Which is not to say that I didn't continue to worry myself sick about what had become of Timothy. I dreamed of him at night and, by day, could forever see him in my mind's eye as I had seen him on that last Sunday morning, striding angrily away from me across the frozen rugby field.

It was some time before I discovered what eventually became of him.

And still to this day the vision of him striding across that rugby field with Natalie at his side is as vivid to me as it was then.

*

Eric and I have been having a lovely time for the past two weeks. We have seen each other nearly every day and have enjoyed a variety of outings. Picnics, walks, concerts. We even went to the cinema one evening.

Despite his gloomy prognoses, his garden is overflowing with vegetables and I have bought a cookery book full of wonderful ideas for serving peas and beans and fresh young spinach.

We have been very happy and are strangely relaxed in each other's company. I have even come to treasure the inevitable soothing clichés, and no longer mind how slowly he eats.

The weather has been fine and we have sat on the beach or in each other's gardens admiring the birds, the butterflies and the flowers.

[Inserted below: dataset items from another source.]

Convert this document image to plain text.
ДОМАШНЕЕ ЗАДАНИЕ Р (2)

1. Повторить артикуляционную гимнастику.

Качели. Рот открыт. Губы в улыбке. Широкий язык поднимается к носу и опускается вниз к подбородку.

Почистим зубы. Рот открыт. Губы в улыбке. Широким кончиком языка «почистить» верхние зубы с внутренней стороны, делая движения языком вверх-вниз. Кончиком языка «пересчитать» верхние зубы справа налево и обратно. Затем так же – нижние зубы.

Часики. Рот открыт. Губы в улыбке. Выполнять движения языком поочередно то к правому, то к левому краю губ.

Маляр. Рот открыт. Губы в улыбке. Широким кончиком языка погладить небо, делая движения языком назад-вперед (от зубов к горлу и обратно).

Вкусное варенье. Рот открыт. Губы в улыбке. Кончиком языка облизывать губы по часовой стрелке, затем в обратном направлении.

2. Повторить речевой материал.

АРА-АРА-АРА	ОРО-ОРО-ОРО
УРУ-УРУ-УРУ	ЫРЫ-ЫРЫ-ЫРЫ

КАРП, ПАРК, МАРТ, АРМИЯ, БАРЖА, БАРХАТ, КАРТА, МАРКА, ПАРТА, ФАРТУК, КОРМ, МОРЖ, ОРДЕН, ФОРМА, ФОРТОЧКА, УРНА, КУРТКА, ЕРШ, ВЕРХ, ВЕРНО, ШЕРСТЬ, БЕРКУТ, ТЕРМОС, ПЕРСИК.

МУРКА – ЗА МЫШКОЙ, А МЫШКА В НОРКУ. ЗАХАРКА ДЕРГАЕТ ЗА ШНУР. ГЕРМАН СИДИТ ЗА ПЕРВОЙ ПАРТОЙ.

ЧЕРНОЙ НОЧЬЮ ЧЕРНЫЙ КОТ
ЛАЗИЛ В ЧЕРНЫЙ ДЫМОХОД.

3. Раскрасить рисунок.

It has been a very peaceful time interrupted only occasionally by Laurel barging in with pamphlets about her new religion in which God walks the earth masquerading as an okapi or some such nonsense.

Why an okapi? I haven't bothered to ask her as I have no time for such gibberish. But Eric is so kind that he listens to her patiently and gently advises her that her religion is not really likely to take a hold despite the fact that she spends all day pushing advertisements for it under the wipers of the cars in all the town car parks. 

I am surprised at Eric's patience with Laurel who has been told by Leo to stop making such a nuisance of herself. Sometimes I do still wonder if he hasn't a slightly indelicate weakness for her. But that seems impossible so I try to put the idea out of my mind and I like to think instead that perhaps Eric is kind to Laurel out of deference to me. After all I am beginning to think that Eric must be quite fond of me. If he isn't he would surely not want to spend so many hours in my company.